Arguments of counsel were directed to the points that the residence of these mentally defective girls in the Cumnor Rise Home was not ‘ ‘residence” within the meaning of the Act because (i) they were not capable of volition and ( ii) in any case they had been detained in the Home irrespective of any choice they might be capable of making. Both these points were brushed aside in the judgment, so that (as was pointed out by Mr. Justice Salter) it follows either that volition is not necessary to “residing” under the Mental Deficiency Act, or that persons mentally defective may be capable of such volition as is essential to such “residing.”

Jurisdiction of Petty Sessional Court, on Appeal from a Decision as to Residence of a Judicial Authority.

A judicial authority at Worthing on 24th August, 1920, made an order on petition sending a mentally defective girl to a certified institution and imposing responsibility for her maintenance on the local authority for London. The local authority for London was not satisfied with the finding of the judicial authority as to the place of residence of the defective and therefore caused application to be made to the petty sessional court at Worthing for two summonses, under sectino 44 (3) of the Act, one against the County Council for West Sussex and the other against the local authority for Sheffield. These were returnable on 10th Novem- ber, 1920, when Counsel appearing for the West Sussex County Council took a preliminary objection that the Court had no jurisdiction to hear the summons, arguing that section 44 (3) was applicable only to proceedings under the other sub-sections of section 44, viz., in the case of an order made in respect of a person found guilty of an offence or of an order made by the Secretary of State. He contended that the Act made no provision for appeal from a decision as to residence by a judicial authority. The bench accepted this view and declined to hear the summonses.

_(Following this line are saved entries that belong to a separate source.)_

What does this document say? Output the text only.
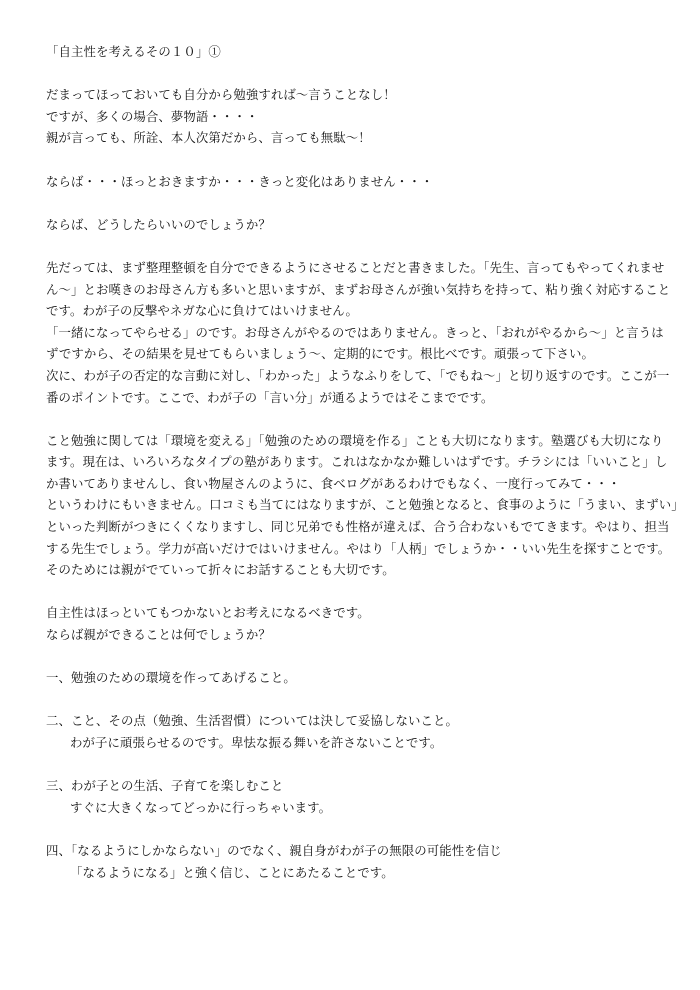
「自主性を考えるその１０」①
だまってほっておいても自分から勉強すれば〜言うことなし！
ですが、多くの場合、夢物語・・・・
親が言っても、所詮、本人次第だから、言っても無駄〜！
ならば・・・ほっとおきますか・・・きっと変化はありません・・・
ならば、どうしたらいいのでしょうか？
先だっては、まず整理整頓を自分でできるようにさせることだと書きました。「先生、言ってもやってくれませ
ん〜」とお嘆きのお母さん方も多いと思いますが、まずお母さんが強い気持ちを持って、粘り強く対応すること
です。わが子の反撃やネガな心に負けてはいけません。
「一緒になってやらせる」のです。お母さんがやるのではありません。きっと、「おれがやるから〜」と言うは
ずですから、その結果を見せてもらいましょう〜、定期的にです。根比べです。頑張って下さい。
次に、わが子の否定的な言動に対し、「わかった」ようなふりをして、「でもね〜」と切り返すのです。ここが一
番のポイントです。ここで、わが子の「言い分」が通るようではそこまでです。
こと勉強に関しては「環境を変える」「勉強のための環境を作る」ことも大切になります。塾選びも大切になり
ます。現在は、いろいろなタイプの塾があります。これはなかなか難しいはずです。チラシには「いいこと」し
か書いてありませんし、食い物屋さんのように、食べログがあるわけでもなく、一度行ってみて・・・
というわけにもいきません。口コミも当てにはなりますが、こと勉強となると、食事のように「うまい、まずい」
といった判断がつきにくくなりますし、同じ兄弟でも性格が違えば、合う合わないもでてきます。やはり、担当
する先生でしょう。学力が高いだけではいけません。やはり「人柄」でしょうか・・いい先生を探すことです。
そのためには親がでていって折々にお話することも大切です。
自主性はほっといてもつかないとお考えになるべきです。
ならば親ができることは何でしょうか？
一、勉強のための環境を作ってあげること。
二、こと、その点（勉強、生活習慣）については決して妥協しないこと。
わが子に頑張らせるのです。卑怯な振る舞いを許さないことです。
三、わが子との生活、子育てを楽しむこと
すぐに大きくなってどっかに行っちゃいます。
四、「なるようにしかならない」のでなく、親自身がわが子の無限の可能性を信じ
「なるようになる」と強く信じ、ことにあたることです。
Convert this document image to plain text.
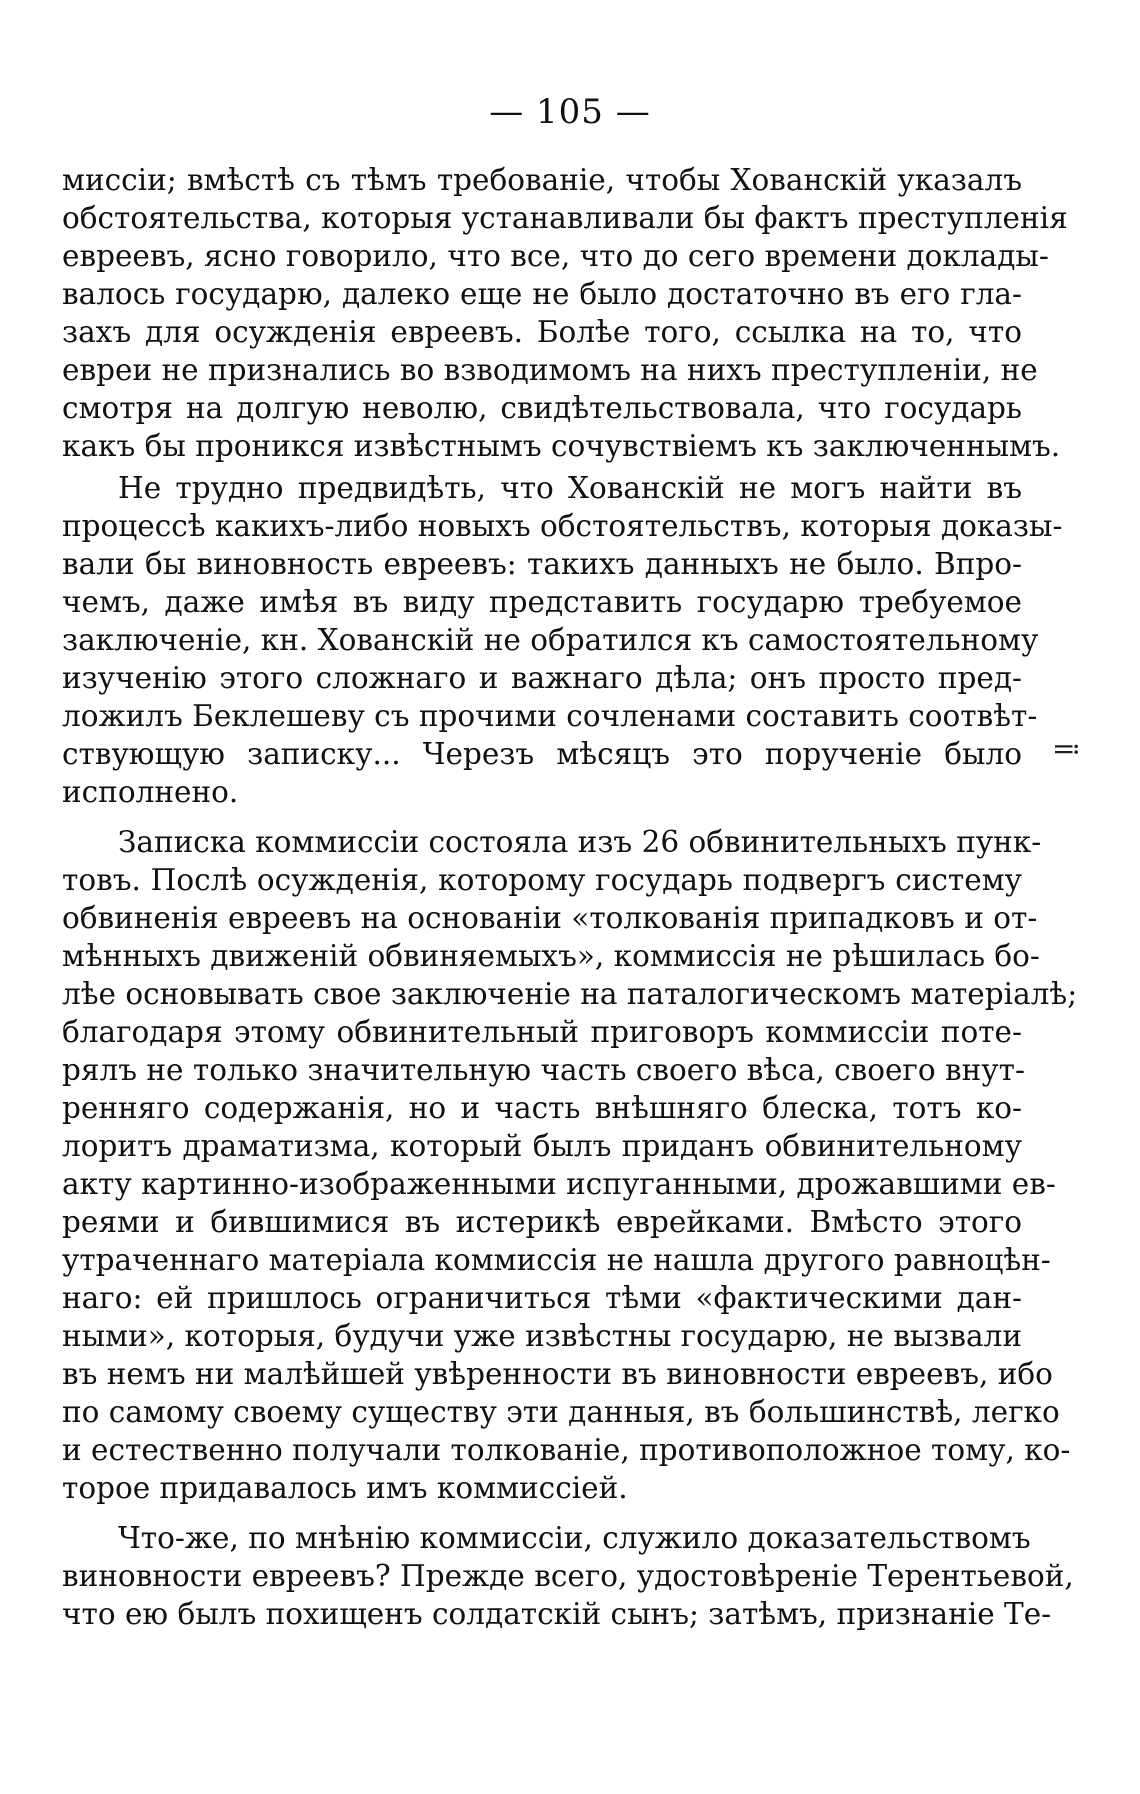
— 105 —
≕
миссіи; вмѣстѣ съ тѣмъ требованіе, чтобы Хованскій указалъ
обстоятельства, которыя устанавливали бы фактъ преступленія
евреевъ, ясно говорило, что все, что до сего времени доклады-
валось государю, далеко еще не было достаточно въ его гла-
захъ для осужденія евреевъ. Болѣе того, ссылка на то, что
евреи не признались во взводимомъ на нихъ преступленіи, не
смотря на долгую неволю, свидѣтельствовала, что государь
какъ бы проникся извѣстнымъ сочувствіемъ къ заключеннымъ.
Не трудно предвидѣть, что Хованскій не могъ найти въ
процессѣ какихъ-либо новыхъ обстоятельствъ, которыя доказы-
вали бы виновность евреевъ: такихъ данныхъ не было. Впро-
чемъ, даже имѣя въ виду представить государю требуемое
заключеніе, кн. Хованскій не обратился къ самостоятельному
изученію этого сложнаго и важнаго дѣла; онъ просто пред-
ложилъ Беклешеву съ прочими сочленами составить соотвѣт-
ствующую записку... Черезъ мѣсяцъ это порученіе было
исполнено.
Записка коммиссіи состояла изъ 26 обвинительныхъ пунк-
товъ. Послѣ осужденія, которому государь подвергъ систему
обвиненія евреевъ на основаніи «толкованія припадковъ и от-
мѣнныхъ движеній обвиняемыхъ», коммиссія не рѣшилась бо-
лѣе основывать свое заключеніе на паталогическомъ матеріалѣ;
благодаря этому обвинительный приговоръ коммиссіи поте-
рялъ не только значительную часть своего вѣса, своего внут-
ренняго содержанія, но и часть внѣшняго блеска, тотъ ко-
лоритъ драматизма, который былъ приданъ обвинительному
акту картинно-изображенными испуганными, дрожавшими ев-
реями и бившимися въ истерикѣ еврейками. Вмѣсто этого
утраченнаго матеріала коммиссія не нашла другого равноцѣн-
наго: ей пришлось ограничиться тѣми «фактическими дан-
ными», которыя, будучи уже извѣстны государю, не вызвали
въ немъ ни малѣйшей увѣренности въ виновности евреевъ, ибо
по самому своему существу эти данныя, въ большинствѣ, легко
и естественно получали толкованіе, противоположное тому, ко-
торое придавалось имъ коммиссіей.
Что-же, по мнѣнію коммиссіи, служило доказательствомъ
виновности евреевъ? Прежде всего, удостовѣреніе Терентьевой,
что ею былъ похищенъ солдатскій сынъ; затѣмъ, признаніе Те-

In view of the very important question of principle involved, application was made on behalf of the local authority for London to the Divisional Court for a rule nisi directed to the justices of the petty sessional court to show cause why they should not hear and determine the summons. The application was heard on 28th April, 1921, (Darling, Avory and Greer, J.J.). The rule was made absolute, on the ground that sub-section (3) of section 44 deals with the whole question of determination of residence and is not limited to the particular instances dealt with in the earlier part of the section: the summonses therefore are referred back to the justices for hearing. Mr. Justice Greer pointed out that it would not be just to leave to a judicial authority, without possibility of appeal, the determina- tion of responsibility for maintenance of a defective.